The Screamers detect your heartbeat, and that’s when they strike. The only way to survive when they’re near you is by having a device on your body that blots out your heartbeat’s signal, so you become invisible to the screamers. Any enemies without this device will soon be dinner for the screamers.
Some stuff happens and Hendricksson is soon convinced he and his company have been left on the planet to die. He takes a fresh-faced, idiot-boy soldier with him while trekking to the enemy’s headquarters. While he’s out there, he finds some really weird shit, namely Screamers that have taken a completely different form. Has the other side learned from and improved upon their
technology? Or, have the Screamers evolved into new “life” forms of their own volition?

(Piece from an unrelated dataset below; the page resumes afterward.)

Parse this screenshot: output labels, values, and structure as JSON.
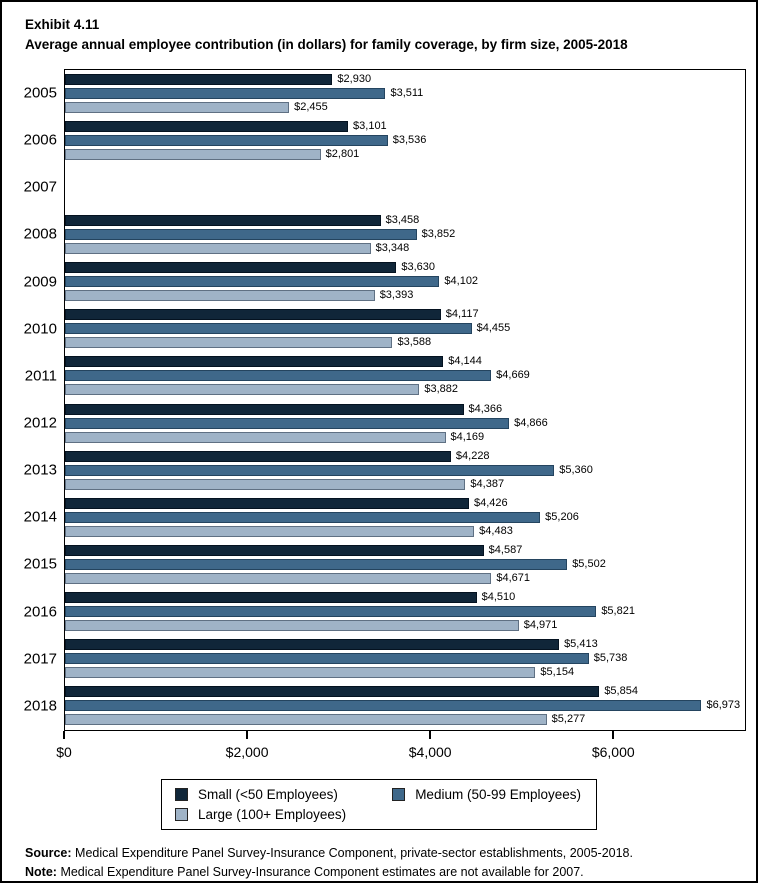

As I said, it’s complicated, and frankly I didn’t really follow it until my husband explained it to me. Science fiction plots are often a weakness of mine, unfortunately. So, anyway, I don’t see the sense in explaining the whole thing here because, well, that wouldn’t be so much fun for you if you decide to watch the movie. Anyway, a whole lot of people with credibility thought this movie was pretty okay. I agree, it’s okay, but really nothing more. I was a little irritated with the characters; they’re all pretty one-dimensional and, well, some of them are straight-up annoying. There’s also that 90′s-badass-chick thing going on with the female lead, Jessica (Jennifer Rubin), and I find that stuff pretty insufferable. But, if that’s sort of thing, this isn’t a bad way to go.